C’est l’un des scandales sexuels les plus terribles qui secouent l’Argentine. Pendant des années, des enfants âgées de 4 à 17 ans ont été battus et violés dans un institut catholique pour sourds-muets. Si deux prêtres ont été condamnés en novembre dernier à plus de 40 ans de prison, les victimes demandent des indemnités et veulent rappeler que des abus existent encore dans l’Eglise.

Un an après l’organisation au Vatican d’une conférence internationale sur les abus sexuels sur mineurs, certaines victimes de ces prêtres argentins sont venues à Rome, en espérant être reçues par leur compatriote le pape François.

Ils s’appellent Daniel, Ezequiel et Claudia, le plus jeunes des trois à 19 ans, le plus ancien 46. Tous ont vécus un enfer, celui de l’institut Provolo à Mendoza, à l’ouest de l’Argentine. Avant leur arrivée à Rome, ils ont témoigné devant le comité de l’ONU contre la torture et celui des droits de l’enfant. En langue des signes, place Saint-Pierre, ils échangent avec leur avocat.

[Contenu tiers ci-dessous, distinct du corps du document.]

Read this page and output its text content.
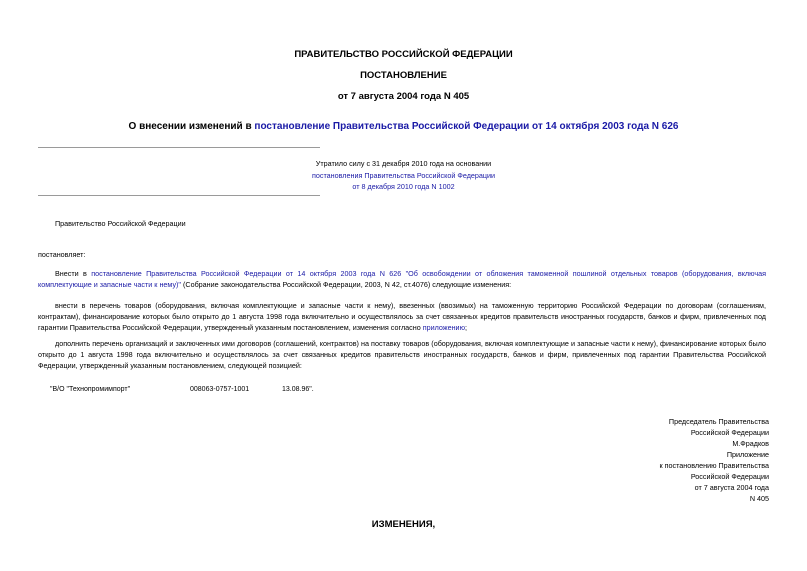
ПРАВИТЕЛЬСТВО РОССИЙСКОЙ ФЕДЕРАЦИИ
ПОСТАНОВЛЕНИЕ
от 7 августа 2004 года N 405
О внесении изменений в постановление Правительства Российской Федерации от 14 октября 2003 года N 626
Утратило силу с 31 декабря 2010 года на основании
постановления Правительства Российской Федерации
от 8 декабря 2010 года N 1002
Правительство Российской Федерации
постановляет:
Внести в постановление Правительства Российской Федерации от 14 октября 2003 года N 626 "Об освобождении от обложения таможенной пошлиной отдельных товаров (оборудования, включая комплектующие и запасные части к нему)" (Собрание законодательства Российской Федерации, 2003, N 42, ст.4076) следующие изменения:
внести в перечень товаров (оборудования, включая комплектующие и запасные части к нему), ввезенных (ввозимых) на таможенную территорию Российской Федерации по договорам (соглашениям, контрактам), финансирование которых было открыто до 1 августа 1998 года включительно и осуществлялось за счет связанных кредитов правительств иностранных государств, банков и фирм, привлеченных под гарантии Правительства Российской Федерации, утвержденный указанным постановлением, изменения согласно приложению;
дополнить перечень организаций и заключенных ими договоров (соглашений, контрактов) на поставку товаров (оборудования, включая комплектующие и запасные части к нему), финансирование которых было открыто до 1 августа 1998 года включительно и осуществлялось за счет связанных кредитов правительств иностранных государств, банков и фирм, привлеченных под гарантии Правительства Российской Федерации, утвержденный указанным постановлением, следующей позицией:
"В/О "Технопромимпорт"	008063-0757-1001	13.08.96".
Председатель Правительства
Российской Федерации
М.Фрадков
Приложение
к постановлению Правительства
Российской Федерации
от 7 августа 2004 года
N 405
ИЗМЕНЕНИЯ,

« Notre désir pour ces victimes c’est que l’Église ne couvre plus les abus, et qu’elles trouvent une réparation. Vue l’histoire passée, si cette réparation a lieu, je pense qu’on ne pourra plus revenir en arrière. Comme défenseur des droits humains, je pense qu’elle aura lieu un jour », affirme l’avocat des victimes Sergio Salinas.

L’espoir d’être reçus par le pape

Aux côtés de ces Argentins, plusieurs membres de l’ECA ont fait le déplacement. ECA pour « End of Clergy abuse », mettre un terme aux abus dans l’Eglise, un réseau international de victimes. « En réalité, on voit toute la difficulté à faire changer les mentalités, c’est ce que dénoncent aussi mes confrères argentins. Les écrits ne sont pas suffisants et les mentalités malheureusement n’évoluent pas », explique Nadia Debache, l’avocate de l’association française La parole libérée, qui appartient au réseau ECA.

Ces victimes ne savent pas encore si le pape leur ouvrira ses portes, mais elles ne rentreront pas chez elles sans avoir été reçues au Vatican. Elles avaient rendez-vous ce vendredi matin à la Congrégation pour la doctrine de la foi.